I know that "Road Closed" signs do not always mean a road is impassable and I've ignored a few of these signs in my time. But some times, times like now, those signs are true. The sign in front of me is backed with barricades and the barricades have police tape extending to the very edges of the roadside forest. Of course, I have to make certain, so lift the tape and slip my bike under. By the light of my helmet light, I creep forward. "Gee, the road seems dark ahead," I think and then I realize there is no road there. What had been a tiny tributary, a capillary creek is now it's own river, charging headlong to join the Snoqualmie. What had been the road is now empty space, a chasm I could only cross if I had E.T. himself packed in with my bike supplies.

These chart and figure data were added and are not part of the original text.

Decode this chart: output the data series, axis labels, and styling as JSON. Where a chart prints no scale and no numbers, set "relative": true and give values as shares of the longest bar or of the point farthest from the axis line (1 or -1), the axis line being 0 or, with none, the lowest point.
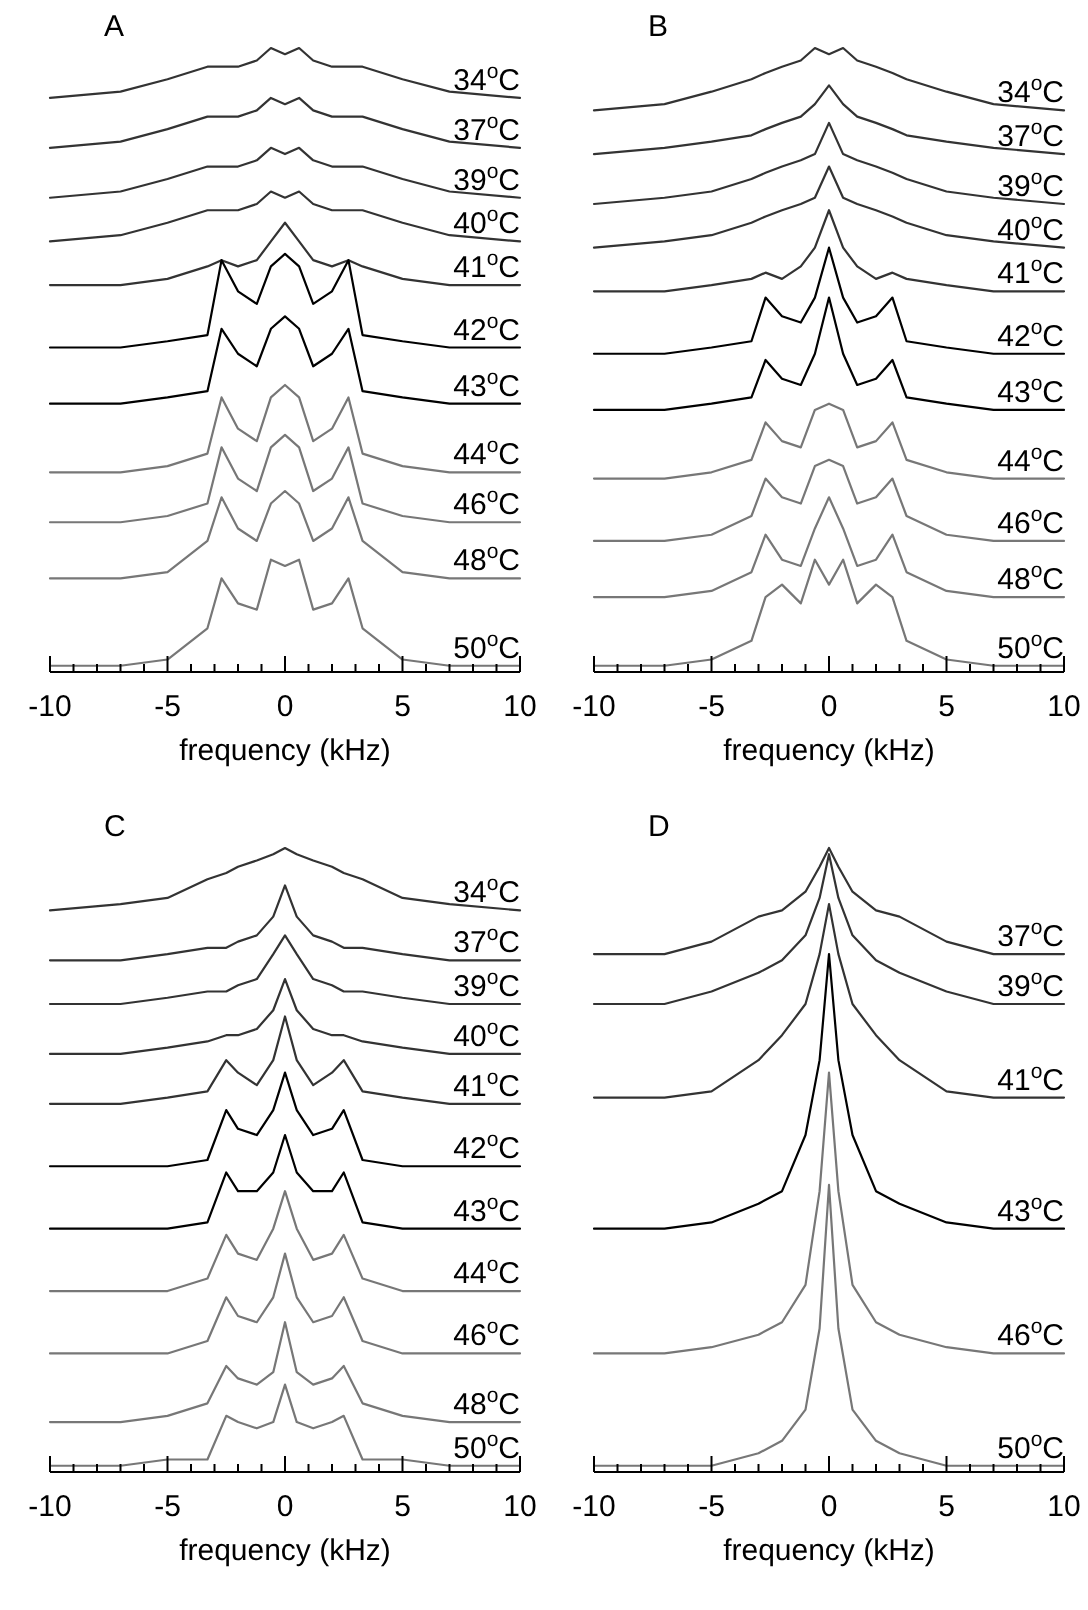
{
  "chart_data": [
    {
      "type": "line",
      "title": "A",
      "xlabel": "frequency (kHz)",
      "relative": true,
      "legend": false,
      "xlim": [
        -10,
        10
      ],
      "xticks": [
        -10,
        {
          "value": -9,
          "label": null
        },
        {
          "value": -8,
          "label": null
        },
        {
          "value": -7,
          "label": null
        },
        {
          "value": -6,
          "label": null
        },
        -5,
        {
          "value": -4,
          "label": null
        },
        {
          "value": -3,
          "label": null
        },
        {
          "value": -2,
          "label": null
        },
        {
          "value": -1,
          "label": null
        },
        0,
        {
          "value": 1,
          "label": null
        },
        {
          "value": 2,
          "label": null
        },
        {
          "value": 3,
          "label": null
        },
        {
          "value": 4,
          "label": null
        },
        5,
        {
          "value": 6,
          "label": null
        },
        {
          "value": 7,
          "label": null
        },
        {
          "value": 8,
          "label": null
        },
        {
          "value": 9,
          "label": null
        },
        10
      ],
      "x": [
        -10,
        -7,
        -5,
        -3.3,
        -2.7,
        -2,
        -1.2,
        -0.6,
        0,
        0.6,
        1.2,
        2,
        2.7,
        3.3,
        5,
        7,
        10
      ],
      "series": [
        {
          "name": "34$^{o}$C",
          "color": "#333333",
          "values": [
            0.92,
            0.93,
            0.95,
            0.97,
            0.97,
            0.97,
            0.98,
            1.0,
            0.99,
            1.0,
            0.98,
            0.97,
            0.97,
            0.97,
            0.95,
            0.93,
            0.92
          ]
        },
        {
          "name": "37$^{o}$C",
          "color": "#333333",
          "values": [
            0.84,
            0.85,
            0.87,
            0.89,
            0.89,
            0.89,
            0.9,
            0.92,
            0.91,
            0.92,
            0.9,
            0.89,
            0.89,
            0.89,
            0.87,
            0.85,
            0.84
          ]
        },
        {
          "name": "39$^{o}$C",
          "color": "#333333",
          "values": [
            0.76,
            0.77,
            0.79,
            0.81,
            0.81,
            0.81,
            0.82,
            0.84,
            0.83,
            0.84,
            0.82,
            0.81,
            0.81,
            0.81,
            0.79,
            0.77,
            0.76
          ]
        },
        {
          "name": "40$^{o}$C",
          "color": "#333333",
          "values": [
            0.69,
            0.7,
            0.72,
            0.74,
            0.74,
            0.74,
            0.75,
            0.77,
            0.76,
            0.77,
            0.75,
            0.74,
            0.74,
            0.74,
            0.72,
            0.7,
            0.69
          ]
        },
        {
          "name": "41$^{o}$C",
          "color": "#333333",
          "values": [
            0.62,
            0.62,
            0.63,
            0.65,
            0.66,
            0.65,
            0.66,
            0.69,
            0.72,
            0.69,
            0.66,
            0.65,
            0.66,
            0.65,
            0.63,
            0.62,
            0.62
          ]
        },
        {
          "name": "42$^{o}$C",
          "color": "#000000",
          "values": [
            0.52,
            0.52,
            0.53,
            0.54,
            0.66,
            0.61,
            0.59,
            0.65,
            0.67,
            0.65,
            0.59,
            0.61,
            0.66,
            0.54,
            0.53,
            0.52,
            0.52
          ]
        },
        {
          "name": "43$^{o}$C",
          "color": "#000000",
          "values": [
            0.43,
            0.43,
            0.44,
            0.45,
            0.55,
            0.51,
            0.49,
            0.55,
            0.57,
            0.55,
            0.49,
            0.51,
            0.55,
            0.45,
            0.44,
            0.43,
            0.43
          ]
        },
        {
          "name": "44$^{o}$C",
          "color": "#777777",
          "values": [
            0.32,
            0.32,
            0.33,
            0.35,
            0.44,
            0.39,
            0.37,
            0.44,
            0.46,
            0.44,
            0.37,
            0.39,
            0.44,
            0.35,
            0.33,
            0.32,
            0.32
          ]
        },
        {
          "name": "46$^{o}$C",
          "color": "#777777",
          "values": [
            0.24,
            0.24,
            0.25,
            0.27,
            0.36,
            0.31,
            0.29,
            0.36,
            0.38,
            0.36,
            0.29,
            0.31,
            0.36,
            0.27,
            0.25,
            0.24,
            0.24
          ]
        },
        {
          "name": "48$^{o}$C",
          "color": "#777777",
          "values": [
            0.15,
            0.15,
            0.16,
            0.21,
            0.28,
            0.23,
            0.21,
            0.27,
            0.29,
            0.27,
            0.21,
            0.23,
            0.28,
            0.21,
            0.16,
            0.15,
            0.15
          ]
        },
        {
          "name": "50$^{o}$C",
          "color": "#777777",
          "values": [
            0.01,
            0.01,
            0.02,
            0.07,
            0.15,
            0.11,
            0.1,
            0.18,
            0.17,
            0.18,
            0.1,
            0.11,
            0.15,
            0.07,
            0.02,
            0.01,
            0.01
          ]
        }
      ]
    },
    {
      "type": "line",
      "title": "B",
      "xlabel": "frequency (kHz)",
      "relative": true,
      "legend": false,
      "xlim": [
        -10,
        10
      ],
      "xticks": [
        -10,
        {
          "value": -9,
          "label": null
        },
        {
          "value": -8,
          "label": null
        },
        {
          "value": -7,
          "label": null
        },
        {
          "value": -6,
          "label": null
        },
        -5,
        {
          "value": -4,
          "label": null
        },
        {
          "value": -3,
          "label": null
        },
        {
          "value": -2,
          "label": null
        },
        {
          "value": -1,
          "label": null
        },
        0,
        {
          "value": 1,
          "label": null
        },
        {
          "value": 2,
          "label": null
        },
        {
          "value": 3,
          "label": null
        },
        {
          "value": 4,
          "label": null
        },
        5,
        {
          "value": 6,
          "label": null
        },
        {
          "value": 7,
          "label": null
        },
        {
          "value": 8,
          "label": null
        },
        {
          "value": 9,
          "label": null
        },
        10
      ],
      "x": [
        -10,
        -7,
        -5,
        -3.3,
        -2.7,
        -2,
        -1.2,
        -0.6,
        0,
        0.6,
        1.2,
        2,
        2.7,
        3.3,
        5,
        7,
        10
      ],
      "series": [
        {
          "name": "34$^{o}$C",
          "color": "#333333",
          "values": [
            0.9,
            0.91,
            0.93,
            0.95,
            0.96,
            0.97,
            0.98,
            1.0,
            0.99,
            1.0,
            0.98,
            0.97,
            0.96,
            0.95,
            0.93,
            0.91,
            0.9
          ]
        },
        {
          "name": "37$^{o}$C",
          "color": "#333333",
          "values": [
            0.83,
            0.84,
            0.85,
            0.86,
            0.87,
            0.88,
            0.89,
            0.91,
            0.94,
            0.91,
            0.89,
            0.88,
            0.87,
            0.86,
            0.85,
            0.84,
            0.83
          ]
        },
        {
          "name": "39$^{o}$C",
          "color": "#333333",
          "values": [
            0.75,
            0.76,
            0.77,
            0.79,
            0.8,
            0.81,
            0.82,
            0.83,
            0.88,
            0.83,
            0.82,
            0.81,
            0.8,
            0.79,
            0.77,
            0.76,
            0.75
          ]
        },
        {
          "name": "40$^{o}$C",
          "color": "#333333",
          "values": [
            0.68,
            0.69,
            0.7,
            0.72,
            0.73,
            0.74,
            0.75,
            0.76,
            0.81,
            0.76,
            0.75,
            0.74,
            0.73,
            0.72,
            0.7,
            0.69,
            0.68
          ]
        },
        {
          "name": "41$^{o}$C",
          "color": "#333333",
          "values": [
            0.61,
            0.61,
            0.62,
            0.63,
            0.64,
            0.63,
            0.65,
            0.68,
            0.74,
            0.68,
            0.65,
            0.63,
            0.64,
            0.63,
            0.62,
            0.61,
            0.61
          ]
        },
        {
          "name": "42$^{o}$C",
          "color": "#000000",
          "values": [
            0.51,
            0.51,
            0.52,
            0.53,
            0.6,
            0.57,
            0.56,
            0.6,
            0.68,
            0.6,
            0.56,
            0.57,
            0.6,
            0.53,
            0.52,
            0.51,
            0.51
          ]
        },
        {
          "name": "43$^{o}$C",
          "color": "#000000",
          "values": [
            0.42,
            0.42,
            0.43,
            0.44,
            0.5,
            0.47,
            0.46,
            0.51,
            0.6,
            0.51,
            0.46,
            0.47,
            0.5,
            0.44,
            0.43,
            0.42,
            0.42
          ]
        },
        {
          "name": "44$^{o}$C",
          "color": "#777777",
          "values": [
            0.31,
            0.31,
            0.32,
            0.34,
            0.4,
            0.37,
            0.36,
            0.42,
            0.43,
            0.42,
            0.36,
            0.37,
            0.4,
            0.34,
            0.32,
            0.31,
            0.31
          ]
        },
        {
          "name": "46$^{o}$C",
          "color": "#777777",
          "values": [
            0.21,
            0.21,
            0.22,
            0.25,
            0.31,
            0.28,
            0.27,
            0.33,
            0.34,
            0.33,
            0.27,
            0.28,
            0.31,
            0.25,
            0.22,
            0.21,
            0.21
          ]
        },
        {
          "name": "48$^{o}$C",
          "color": "#777777",
          "values": [
            0.12,
            0.12,
            0.13,
            0.16,
            0.22,
            0.18,
            0.17,
            0.23,
            0.28,
            0.23,
            0.17,
            0.18,
            0.22,
            0.16,
            0.13,
            0.12,
            0.12
          ]
        },
        {
          "name": "50$^{o}$C",
          "color": "#777777",
          "values": [
            0.01,
            0.01,
            0.02,
            0.05,
            0.12,
            0.14,
            0.11,
            0.18,
            0.14,
            0.18,
            0.11,
            0.14,
            0.12,
            0.05,
            0.02,
            0.01,
            0.01
          ]
        }
      ]
    },
    {
      "type": "line",
      "title": "C",
      "xlabel": "frequency (kHz)",
      "relative": true,
      "legend": false,
      "xlim": [
        -10,
        10
      ],
      "xticks": [
        -10,
        {
          "value": -9,
          "label": null
        },
        {
          "value": -8,
          "label": null
        },
        {
          "value": -7,
          "label": null
        },
        {
          "value": -6,
          "label": null
        },
        -5,
        {
          "value": -4,
          "label": null
        },
        {
          "value": -3,
          "label": null
        },
        {
          "value": -2,
          "label": null
        },
        {
          "value": -1,
          "label": null
        },
        0,
        {
          "value": 1,
          "label": null
        },
        {
          "value": 2,
          "label": null
        },
        {
          "value": 3,
          "label": null
        },
        {
          "value": 4,
          "label": null
        },
        5,
        {
          "value": 6,
          "label": null
        },
        {
          "value": 7,
          "label": null
        },
        {
          "value": 8,
          "label": null
        },
        {
          "value": 9,
          "label": null
        },
        10
      ],
      "x": [
        -10,
        -7,
        -5,
        -3.3,
        -2.5,
        -2,
        -1.2,
        -0.5,
        0,
        0.5,
        1.2,
        2,
        2.5,
        3.3,
        5,
        7,
        10
      ],
      "series": [
        {
          "name": "34$^{o}$C",
          "color": "#333333",
          "values": [
            0.9,
            0.91,
            0.92,
            0.95,
            0.96,
            0.97,
            0.98,
            0.99,
            1.0,
            0.99,
            0.98,
            0.97,
            0.96,
            0.95,
            0.92,
            0.91,
            0.9
          ]
        },
        {
          "name": "37$^{o}$C",
          "color": "#333333",
          "values": [
            0.82,
            0.82,
            0.83,
            0.84,
            0.84,
            0.85,
            0.86,
            0.89,
            0.94,
            0.89,
            0.86,
            0.85,
            0.84,
            0.84,
            0.83,
            0.82,
            0.82
          ]
        },
        {
          "name": "39$^{o}$C",
          "color": "#333333",
          "values": [
            0.75,
            0.75,
            0.76,
            0.77,
            0.77,
            0.78,
            0.79,
            0.83,
            0.86,
            0.83,
            0.79,
            0.78,
            0.77,
            0.77,
            0.76,
            0.75,
            0.75
          ]
        },
        {
          "name": "40$^{o}$C",
          "color": "#333333",
          "values": [
            0.67,
            0.67,
            0.68,
            0.69,
            0.7,
            0.7,
            0.71,
            0.74,
            0.79,
            0.74,
            0.71,
            0.7,
            0.7,
            0.69,
            0.68,
            0.67,
            0.67
          ]
        },
        {
          "name": "41$^{o}$C",
          "color": "#333333",
          "values": [
            0.59,
            0.59,
            0.6,
            0.61,
            0.66,
            0.64,
            0.62,
            0.66,
            0.73,
            0.66,
            0.62,
            0.64,
            0.66,
            0.61,
            0.6,
            0.59,
            0.59
          ]
        },
        {
          "name": "42$^{o}$C",
          "color": "#000000",
          "values": [
            0.49,
            0.49,
            0.49,
            0.5,
            0.58,
            0.55,
            0.54,
            0.58,
            0.64,
            0.58,
            0.54,
            0.55,
            0.58,
            0.5,
            0.49,
            0.49,
            0.49
          ]
        },
        {
          "name": "43$^{o}$C",
          "color": "#000000",
          "values": [
            0.39,
            0.39,
            0.39,
            0.4,
            0.48,
            0.45,
            0.45,
            0.48,
            0.54,
            0.48,
            0.45,
            0.45,
            0.48,
            0.4,
            0.39,
            0.39,
            0.39
          ]
        },
        {
          "name": "44$^{o}$C",
          "color": "#777777",
          "values": [
            0.29,
            0.29,
            0.29,
            0.31,
            0.38,
            0.35,
            0.34,
            0.39,
            0.45,
            0.39,
            0.34,
            0.35,
            0.38,
            0.31,
            0.29,
            0.29,
            0.29
          ]
        },
        {
          "name": "46$^{o}$C",
          "color": "#777777",
          "values": [
            0.19,
            0.19,
            0.19,
            0.21,
            0.28,
            0.25,
            0.24,
            0.28,
            0.35,
            0.28,
            0.24,
            0.25,
            0.28,
            0.21,
            0.19,
            0.19,
            0.19
          ]
        },
        {
          "name": "48$^{o}$C",
          "color": "#777777",
          "values": [
            0.08,
            0.08,
            0.09,
            0.11,
            0.17,
            0.15,
            0.14,
            0.16,
            0.24,
            0.16,
            0.14,
            0.15,
            0.17,
            0.11,
            0.09,
            0.08,
            0.08
          ]
        },
        {
          "name": "50$^{o}$C",
          "color": "#777777",
          "values": [
            0.01,
            0.01,
            0.02,
            0.02,
            0.09,
            0.08,
            0.07,
            0.08,
            0.14,
            0.08,
            0.07,
            0.08,
            0.09,
            0.02,
            0.02,
            0.01,
            0.01
          ]
        }
      ]
    },
    {
      "type": "line",
      "title": "D",
      "xlabel": "frequency (kHz)",
      "relative": true,
      "legend": false,
      "xlim": [
        -10,
        10
      ],
      "xticks": [
        -10,
        {
          "value": -9,
          "label": null
        },
        {
          "value": -8,
          "label": null
        },
        {
          "value": -7,
          "label": null
        },
        {
          "value": -6,
          "label": null
        },
        -5,
        {
          "value": -4,
          "label": null
        },
        {
          "value": -3,
          "label": null
        },
        {
          "value": -2,
          "label": null
        },
        {
          "value": -1,
          "label": null
        },
        0,
        {
          "value": 1,
          "label": null
        },
        {
          "value": 2,
          "label": null
        },
        {
          "value": 3,
          "label": null
        },
        {
          "value": 4,
          "label": null
        },
        5,
        {
          "value": 6,
          "label": null
        },
        {
          "value": 7,
          "label": null
        },
        {
          "value": 8,
          "label": null
        },
        {
          "value": 9,
          "label": null
        },
        10
      ],
      "x": [
        -10,
        -7,
        -5,
        -3,
        -2,
        -1,
        -0.4,
        0,
        0.4,
        1,
        2,
        3,
        5,
        7,
        10
      ],
      "series": [
        {
          "name": "37$^{o}$C",
          "color": "#333333",
          "values": [
            0.83,
            0.83,
            0.85,
            0.89,
            0.9,
            0.93,
            0.97,
            1.0,
            0.97,
            0.93,
            0.9,
            0.89,
            0.85,
            0.83,
            0.83
          ]
        },
        {
          "name": "39$^{o}$C",
          "color": "#333333",
          "values": [
            0.75,
            0.75,
            0.77,
            0.8,
            0.82,
            0.86,
            0.92,
            0.99,
            0.92,
            0.86,
            0.82,
            0.8,
            0.77,
            0.75,
            0.75
          ]
        },
        {
          "name": "41$^{o}$C",
          "color": "#333333",
          "values": [
            0.6,
            0.6,
            0.61,
            0.66,
            0.7,
            0.75,
            0.83,
            0.91,
            0.83,
            0.75,
            0.7,
            0.66,
            0.61,
            0.6,
            0.6
          ]
        },
        {
          "name": "43$^{o}$C",
          "color": "#000000",
          "values": [
            0.39,
            0.39,
            0.4,
            0.43,
            0.45,
            0.54,
            0.66,
            0.83,
            0.66,
            0.54,
            0.45,
            0.43,
            0.4,
            0.39,
            0.39
          ]
        },
        {
          "name": "46$^{o}$C",
          "color": "#777777",
          "values": [
            0.19,
            0.19,
            0.2,
            0.22,
            0.24,
            0.3,
            0.45,
            0.64,
            0.45,
            0.3,
            0.24,
            0.22,
            0.2,
            0.19,
            0.19
          ]
        },
        {
          "name": "50$^{o}$C",
          "color": "#777777",
          "values": [
            0.01,
            0.01,
            0.01,
            0.03,
            0.05,
            0.1,
            0.23,
            0.46,
            0.23,
            0.1,
            0.05,
            0.03,
            0.01,
            0.01,
            0.01
          ]
        }
      ]
    }
  ]
}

I retrace my tracks, riding south to the Woodinville-Duvall Road where I cross to the east side of the valley before resuming my northward trek. Duvall wrapped tightly in darkness but as I roll north on SR-203 I start to see lights. It's 7:00 AM as I roll into Monroe. The mountains to the east are beginning to show hints of sunrise and the town is lit with Christmas lights and neon open signs in the cafes and coffee shops.

I now roll east again on the old road to Snohomish. I roll up to the Twin Eagles Cafe a few minutes past our scheduled 7:30 AM meeting time but Mark is understanding when I tell him about my reroute. We feast on big, fat-laden breakfasts and catch up on details of each other's lives. We opt to ride a loop north and east. Mark has to be back in Seattle by mid-afternoon and both of us are here mostly to make sure the other gets out and gets some miles on the bike. Snohomish is pretty much equally inconvenient for each of us, which is why it is the ideal meeting place.

We ride and chat and solve many of the problems of the world. Between the two of us, we have an impressive array of opinions and trivia but sometimes we find things that stump us. Today's mystery is the white stuff on the branches. We pause to investigate.



It looks like snow, but it's not snow. It only shows up on dead branches and we see quite a bit of it along one section of Woods Creek Road. Mark investigates while I photograph it. This is one of those times I wish I had a better camera to take close up shots. It seems like some kind of fungus. Mark dares me to taste it but I decline. "Put it on your blog," Mark suggests, "somebody will know." (Now that I am somewhere with an internet connection and posting this, Google tells me that there is a thing called Snow Fungus but I'm not sure if this is the same stuff.)

Our loop takes us back to Monroe where we split up. I roll south down the valley. It's light enough now and a bit warmer, so I stop to take some pictures of birds,


downed power lines,



fallen trees,


the layer of woodsmoke on the hills,



and abandoned pumpkins in the field.



I'm home by 2:00 PM. I've got 168 kilometers on the bike computer and there still is no power in Issaquah. But the crews are out there working and more and more homes are coming back on line. Soon it will be our turn.

I hope.

Stay warm folks,

Kent

3 comments:

jim g said...

If you twist the focus ring on your pencam 'round to the other setting, the little camera works passably well for closeups, just hold the camera about 1-2 feet away from what you're trying to snap. See this or if you prefer metric units, this.

Anonymous said...

Kent-

Glad to know that you and yours survived that one, we kept up on it over here and it didn't sound too good.

Best-

-Me

Unknown said...

Glad you're doing well. We're also hoping for power soon - staying for now in Auburn with Mom, who has power - commute is now ~ 40 miles each way, and takes hours and hours.